There's nothing wrong or embarrassing about such categories: we've all heard of welterweight boxers, lightweight sculls, indeed women's soccer. Not everywhere is as mercilessly meritocratic as the Sunday Independent . . .
So, did you hear that live satirical space comedy last Saturday, Invasion from Planet Vampire (RTE Radio 1)? Not me. Me, I saw it - and what a thrill.
Oh, I've seen radio programmes being made before. By heck, I even got to marvel at the master himself, Garrison Keillor, when Prairie Home Companion came to town early this year. But Invasion from Planet Vampire was special: an unedited, uninterrupted 43 minutes of rollicking adventures across the universe, all delivered by five actors, a violinist and a special-effects guy, live from a science-fiction convention in a Dublin hotel.

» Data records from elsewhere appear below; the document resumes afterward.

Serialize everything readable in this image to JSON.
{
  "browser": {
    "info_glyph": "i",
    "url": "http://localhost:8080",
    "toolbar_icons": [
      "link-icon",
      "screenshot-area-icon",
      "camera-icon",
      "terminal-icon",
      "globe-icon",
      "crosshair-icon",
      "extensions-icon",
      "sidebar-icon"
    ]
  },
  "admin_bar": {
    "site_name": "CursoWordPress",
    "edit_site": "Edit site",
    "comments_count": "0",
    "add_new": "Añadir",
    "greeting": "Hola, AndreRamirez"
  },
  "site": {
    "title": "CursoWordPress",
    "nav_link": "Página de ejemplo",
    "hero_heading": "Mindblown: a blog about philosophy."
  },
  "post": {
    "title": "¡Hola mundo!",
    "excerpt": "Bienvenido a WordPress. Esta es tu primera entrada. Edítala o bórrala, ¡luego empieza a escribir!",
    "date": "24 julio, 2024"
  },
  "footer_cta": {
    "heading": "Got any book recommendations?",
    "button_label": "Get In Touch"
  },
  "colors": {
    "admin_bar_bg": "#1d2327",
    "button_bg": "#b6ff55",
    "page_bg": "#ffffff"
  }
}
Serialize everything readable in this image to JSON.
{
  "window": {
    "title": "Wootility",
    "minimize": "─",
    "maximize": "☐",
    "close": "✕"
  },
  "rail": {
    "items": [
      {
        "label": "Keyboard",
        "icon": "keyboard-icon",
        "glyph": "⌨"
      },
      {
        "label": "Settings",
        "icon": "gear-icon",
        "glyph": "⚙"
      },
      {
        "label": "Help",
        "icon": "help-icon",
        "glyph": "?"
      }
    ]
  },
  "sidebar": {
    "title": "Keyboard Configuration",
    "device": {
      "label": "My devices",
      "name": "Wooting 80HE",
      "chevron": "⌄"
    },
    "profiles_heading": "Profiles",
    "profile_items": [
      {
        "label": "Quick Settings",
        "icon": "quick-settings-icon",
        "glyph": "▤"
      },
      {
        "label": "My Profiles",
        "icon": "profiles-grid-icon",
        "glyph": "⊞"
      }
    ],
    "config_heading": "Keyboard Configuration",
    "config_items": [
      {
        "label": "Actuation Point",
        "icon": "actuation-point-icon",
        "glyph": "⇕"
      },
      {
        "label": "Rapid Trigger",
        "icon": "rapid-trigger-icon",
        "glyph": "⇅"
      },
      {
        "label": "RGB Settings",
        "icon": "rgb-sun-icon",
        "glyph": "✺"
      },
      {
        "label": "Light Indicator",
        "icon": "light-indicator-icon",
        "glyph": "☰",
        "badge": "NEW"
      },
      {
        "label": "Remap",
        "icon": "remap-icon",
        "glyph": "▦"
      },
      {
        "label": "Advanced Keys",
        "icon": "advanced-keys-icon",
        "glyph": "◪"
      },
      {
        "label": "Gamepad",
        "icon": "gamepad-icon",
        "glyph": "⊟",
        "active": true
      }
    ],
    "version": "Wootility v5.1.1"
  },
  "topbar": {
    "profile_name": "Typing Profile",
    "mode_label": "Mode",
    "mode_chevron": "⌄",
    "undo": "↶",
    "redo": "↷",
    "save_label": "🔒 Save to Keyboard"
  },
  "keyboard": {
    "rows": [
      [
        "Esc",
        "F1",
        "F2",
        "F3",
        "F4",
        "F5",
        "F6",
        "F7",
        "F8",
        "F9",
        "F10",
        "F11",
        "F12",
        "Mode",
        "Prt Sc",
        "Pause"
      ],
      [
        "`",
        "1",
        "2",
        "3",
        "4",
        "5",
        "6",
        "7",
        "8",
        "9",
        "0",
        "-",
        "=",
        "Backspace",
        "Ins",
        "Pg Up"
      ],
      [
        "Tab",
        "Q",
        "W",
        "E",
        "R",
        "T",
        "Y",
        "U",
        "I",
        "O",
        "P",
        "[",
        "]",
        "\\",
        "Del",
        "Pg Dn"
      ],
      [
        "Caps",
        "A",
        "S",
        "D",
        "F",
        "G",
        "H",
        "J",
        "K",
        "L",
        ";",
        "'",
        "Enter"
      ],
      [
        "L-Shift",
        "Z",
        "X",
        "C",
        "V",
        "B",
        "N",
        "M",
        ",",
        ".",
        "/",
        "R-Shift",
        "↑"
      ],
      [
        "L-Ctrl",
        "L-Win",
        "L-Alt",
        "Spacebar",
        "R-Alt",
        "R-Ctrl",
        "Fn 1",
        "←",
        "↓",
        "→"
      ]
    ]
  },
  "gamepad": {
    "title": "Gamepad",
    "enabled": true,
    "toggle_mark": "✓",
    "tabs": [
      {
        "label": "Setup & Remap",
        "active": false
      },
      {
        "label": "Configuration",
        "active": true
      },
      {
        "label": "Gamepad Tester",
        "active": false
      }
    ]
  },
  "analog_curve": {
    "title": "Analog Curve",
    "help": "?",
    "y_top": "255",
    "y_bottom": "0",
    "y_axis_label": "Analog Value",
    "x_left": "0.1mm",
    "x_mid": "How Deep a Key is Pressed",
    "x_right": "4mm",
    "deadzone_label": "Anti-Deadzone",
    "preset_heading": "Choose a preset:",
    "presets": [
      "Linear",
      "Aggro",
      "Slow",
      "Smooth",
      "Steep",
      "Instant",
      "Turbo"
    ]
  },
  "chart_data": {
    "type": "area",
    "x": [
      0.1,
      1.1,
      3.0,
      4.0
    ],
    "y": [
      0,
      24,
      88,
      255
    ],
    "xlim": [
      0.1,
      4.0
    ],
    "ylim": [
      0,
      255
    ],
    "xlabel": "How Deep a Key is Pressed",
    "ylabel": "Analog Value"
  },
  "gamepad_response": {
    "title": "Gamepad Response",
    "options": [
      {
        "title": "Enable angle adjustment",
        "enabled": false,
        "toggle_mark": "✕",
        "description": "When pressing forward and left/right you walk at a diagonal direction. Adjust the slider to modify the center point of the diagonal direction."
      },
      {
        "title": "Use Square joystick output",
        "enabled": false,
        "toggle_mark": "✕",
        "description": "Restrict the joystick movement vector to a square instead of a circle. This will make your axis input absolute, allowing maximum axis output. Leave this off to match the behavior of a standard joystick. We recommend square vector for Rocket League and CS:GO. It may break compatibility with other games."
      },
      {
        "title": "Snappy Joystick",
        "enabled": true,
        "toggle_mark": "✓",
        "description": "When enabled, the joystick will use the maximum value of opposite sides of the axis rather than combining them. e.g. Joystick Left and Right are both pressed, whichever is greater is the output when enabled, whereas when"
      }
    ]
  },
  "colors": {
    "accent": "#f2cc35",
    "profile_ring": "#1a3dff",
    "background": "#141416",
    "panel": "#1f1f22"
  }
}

Tim Lehane deserves huge credit for supporting and producing this effort from Crazy Dog Audio Theatre, but Roger Gregg is clearly the spirit behind the operation. I think Gregg's Planet Vampire script was really good: I can recall chuckling a bit at some of the political allusions, and positively guffawing, along with the audience's Trekkies at the wit and wisdom with which genre formulae were skewered. This included the citation, near the end, of the "Prime Narrative Directive", by dint of which the arch-villain must be allowed to escape into potential sequeldom.
But, under the circumstances, I admit I could be totally wrong about the script. What I can say with certainty, however, is that sitting a few feet from FX man Peter O'Kennedy - as he opened and closed a brolly so vampires could fly; crumpled a plastic container so a faulty robot could messily "download" all over the starship deck; all that stuff - was as exciting and entertaining a theatrical experience as I've had in a long time.
Gregg and his company have a flair for this and no doubt. He himself was a wonderful narrator; David Murray was a hilarious first officer Hoax Minstrel, the self-regarding, doggerel-spouting romantic male lead obsessed with his frilly shirt; Morgan Jones, Danna Davis and Michele Read were equally good and even more versatile; and Cliodhna Quinlan played a mean "intergalactic violin".
If RTE decides to do more of this sort of thing - and it oughtta, it really ought - it could make real hot-ticket events of these performances. How many of us new millennium types have ever seen this sort of thing outside Woody Allen's Radio Days? I told you last week this should be good. It was good. I'm telling you now - some more of it would be even better.